5 Secrets of Couples Who Are Amazing Co-Parents
Teamwork makes the dream work. (But it’s also a constant work in progress and one that evolves frequently as your kids age and become more moody mature.) That’s why we rounded up a handful of the best secrets from parents who are dedicated to dividing and conquering.
They Have a System Where They Tag Each Other Out
If mom pulled the night shift with a feverish toddler, that’s dad’s cue to take the lead come morning. The same rules apply for non-emergency situations—say, an afternoon at a birthday party where every kid is on a sugar high. Whoever covered the party gets tagged out for an hour or two upon return. (The point: It’s less about equality and more about tuning into each other’s needs.)
They Also Have a Shared Google Calendar
Yes, a wall calendar covered in Post-Its is a good system for keeping track of things like soccer practice and science club. But successful co-parents know they need a digital log as well. How else would they be able to pivot plans on the fly or actually remember that they agreed to drive carpool to basketball practice three weeks ago?
They Don’t Worry About Doing ‘Mom’ and ‘Dad’ Jobs
Laundry, cooking, playing catch: In sync couples don’t get bogged down in gender norms for who does what.
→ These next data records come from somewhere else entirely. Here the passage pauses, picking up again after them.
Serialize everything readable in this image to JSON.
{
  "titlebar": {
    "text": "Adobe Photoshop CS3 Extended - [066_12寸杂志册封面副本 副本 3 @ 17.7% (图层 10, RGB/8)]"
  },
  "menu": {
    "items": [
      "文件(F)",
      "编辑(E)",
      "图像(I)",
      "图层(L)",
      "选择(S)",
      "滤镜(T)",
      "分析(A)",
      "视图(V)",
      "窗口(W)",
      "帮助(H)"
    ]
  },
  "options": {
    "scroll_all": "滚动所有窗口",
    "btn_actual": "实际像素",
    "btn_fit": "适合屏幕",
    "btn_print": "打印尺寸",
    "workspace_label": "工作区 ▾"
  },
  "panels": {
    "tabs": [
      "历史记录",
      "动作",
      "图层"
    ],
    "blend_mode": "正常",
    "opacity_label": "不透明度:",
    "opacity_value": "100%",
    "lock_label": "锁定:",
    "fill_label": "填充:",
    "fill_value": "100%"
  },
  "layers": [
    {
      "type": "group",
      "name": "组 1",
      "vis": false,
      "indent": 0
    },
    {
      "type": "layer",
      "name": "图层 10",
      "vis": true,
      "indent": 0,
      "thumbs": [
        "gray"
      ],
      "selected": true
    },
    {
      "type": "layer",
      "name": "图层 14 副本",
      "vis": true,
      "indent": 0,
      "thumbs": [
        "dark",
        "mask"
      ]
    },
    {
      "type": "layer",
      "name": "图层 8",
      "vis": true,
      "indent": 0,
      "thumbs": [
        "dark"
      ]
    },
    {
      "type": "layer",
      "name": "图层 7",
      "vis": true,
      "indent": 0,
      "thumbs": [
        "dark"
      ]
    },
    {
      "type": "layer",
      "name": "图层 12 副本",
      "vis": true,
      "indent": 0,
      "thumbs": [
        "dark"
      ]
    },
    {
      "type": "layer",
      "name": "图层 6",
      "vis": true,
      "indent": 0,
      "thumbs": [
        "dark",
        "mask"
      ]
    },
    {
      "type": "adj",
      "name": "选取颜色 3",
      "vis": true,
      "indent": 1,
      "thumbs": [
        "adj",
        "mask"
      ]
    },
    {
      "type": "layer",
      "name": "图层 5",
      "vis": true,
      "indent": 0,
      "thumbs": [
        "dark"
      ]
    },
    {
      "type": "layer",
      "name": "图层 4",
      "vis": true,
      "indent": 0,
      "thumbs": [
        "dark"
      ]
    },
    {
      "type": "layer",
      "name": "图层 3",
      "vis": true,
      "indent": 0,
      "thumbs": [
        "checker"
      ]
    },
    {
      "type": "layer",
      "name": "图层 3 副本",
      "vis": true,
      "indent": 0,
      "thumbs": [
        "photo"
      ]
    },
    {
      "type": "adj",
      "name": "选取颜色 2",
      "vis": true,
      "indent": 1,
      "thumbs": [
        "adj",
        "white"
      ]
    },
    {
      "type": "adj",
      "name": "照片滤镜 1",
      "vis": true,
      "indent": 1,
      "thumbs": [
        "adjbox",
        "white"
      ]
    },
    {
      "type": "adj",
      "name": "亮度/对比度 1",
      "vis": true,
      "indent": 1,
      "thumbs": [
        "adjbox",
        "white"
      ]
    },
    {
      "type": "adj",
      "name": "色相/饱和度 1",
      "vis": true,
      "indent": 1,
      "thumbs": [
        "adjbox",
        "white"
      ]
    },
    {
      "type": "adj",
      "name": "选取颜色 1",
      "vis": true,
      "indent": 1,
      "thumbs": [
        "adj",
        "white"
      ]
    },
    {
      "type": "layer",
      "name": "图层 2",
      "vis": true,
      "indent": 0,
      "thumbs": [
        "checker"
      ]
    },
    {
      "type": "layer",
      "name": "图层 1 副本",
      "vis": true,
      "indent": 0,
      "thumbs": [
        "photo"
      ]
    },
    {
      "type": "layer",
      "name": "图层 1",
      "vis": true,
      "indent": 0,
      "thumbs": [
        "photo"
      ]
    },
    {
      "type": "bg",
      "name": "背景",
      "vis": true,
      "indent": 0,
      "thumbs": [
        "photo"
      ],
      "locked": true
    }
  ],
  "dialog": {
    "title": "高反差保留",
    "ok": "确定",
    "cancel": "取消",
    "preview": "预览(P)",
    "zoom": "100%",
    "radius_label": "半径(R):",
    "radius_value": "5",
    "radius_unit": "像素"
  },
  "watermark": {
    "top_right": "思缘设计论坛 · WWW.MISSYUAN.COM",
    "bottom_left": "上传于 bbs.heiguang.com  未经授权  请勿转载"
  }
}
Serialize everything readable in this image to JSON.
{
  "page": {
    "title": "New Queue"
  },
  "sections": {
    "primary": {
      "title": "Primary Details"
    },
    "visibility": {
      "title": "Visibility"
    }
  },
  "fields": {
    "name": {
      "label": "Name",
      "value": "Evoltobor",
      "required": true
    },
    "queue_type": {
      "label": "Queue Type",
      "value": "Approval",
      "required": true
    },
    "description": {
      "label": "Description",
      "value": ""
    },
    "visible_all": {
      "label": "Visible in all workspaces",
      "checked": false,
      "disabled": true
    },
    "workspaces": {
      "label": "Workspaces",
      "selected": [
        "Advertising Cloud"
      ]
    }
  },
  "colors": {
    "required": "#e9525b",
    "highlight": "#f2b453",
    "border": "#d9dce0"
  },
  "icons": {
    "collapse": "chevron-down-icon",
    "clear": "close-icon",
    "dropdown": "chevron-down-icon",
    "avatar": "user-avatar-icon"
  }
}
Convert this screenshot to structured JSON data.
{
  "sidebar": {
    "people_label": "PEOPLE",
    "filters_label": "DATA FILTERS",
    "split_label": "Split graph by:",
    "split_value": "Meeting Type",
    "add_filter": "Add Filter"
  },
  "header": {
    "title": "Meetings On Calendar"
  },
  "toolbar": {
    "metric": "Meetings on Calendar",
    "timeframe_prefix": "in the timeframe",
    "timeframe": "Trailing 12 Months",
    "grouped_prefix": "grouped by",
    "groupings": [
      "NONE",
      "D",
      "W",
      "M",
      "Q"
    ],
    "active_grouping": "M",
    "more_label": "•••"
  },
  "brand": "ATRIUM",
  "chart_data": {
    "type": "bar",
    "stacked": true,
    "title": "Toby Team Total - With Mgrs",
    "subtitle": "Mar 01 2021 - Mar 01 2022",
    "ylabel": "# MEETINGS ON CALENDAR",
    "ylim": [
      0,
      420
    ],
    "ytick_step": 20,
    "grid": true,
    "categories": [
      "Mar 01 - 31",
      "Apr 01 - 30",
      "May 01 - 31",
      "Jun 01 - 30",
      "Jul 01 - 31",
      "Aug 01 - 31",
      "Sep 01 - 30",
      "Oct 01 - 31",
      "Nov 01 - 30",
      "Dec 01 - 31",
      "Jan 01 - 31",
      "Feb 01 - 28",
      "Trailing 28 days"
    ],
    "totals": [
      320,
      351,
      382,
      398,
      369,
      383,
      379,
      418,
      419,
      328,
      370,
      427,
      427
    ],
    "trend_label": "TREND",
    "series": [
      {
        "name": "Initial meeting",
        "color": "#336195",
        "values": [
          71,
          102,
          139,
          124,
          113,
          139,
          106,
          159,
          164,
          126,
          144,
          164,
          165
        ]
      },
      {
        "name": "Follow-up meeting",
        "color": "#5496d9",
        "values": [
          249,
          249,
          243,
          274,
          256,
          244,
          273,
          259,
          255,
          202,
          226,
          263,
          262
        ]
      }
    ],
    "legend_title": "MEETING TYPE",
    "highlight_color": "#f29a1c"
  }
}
Instead, each parent takes on whatever he or she is best at—or what simply needs to get done in the moment.
They Know Each Other’s Strengths (and When to Relinquish Control)
Maybe you’re a whiz at the bedtime routine while your spouse is the only one who can get the baby to take a bottle. Just like tagging each other out, successful co-parents know when situations beg one person’s help instead of the other’s. And they don’t allow themselves to feel offended or left out.
They Know How to Take Conversations ‘Off-Line’
Not every kid-related squabble needs to be worked out in front of the kids. So, you don’t love how one of you handled your child’s in-store tantrum or the fact that your teenager missed curfew…again. Instead of fighting it out in the moment and in front of the kids, successful parents set aside a time (preferably when they feel much less reactionary) to resolve their tactics.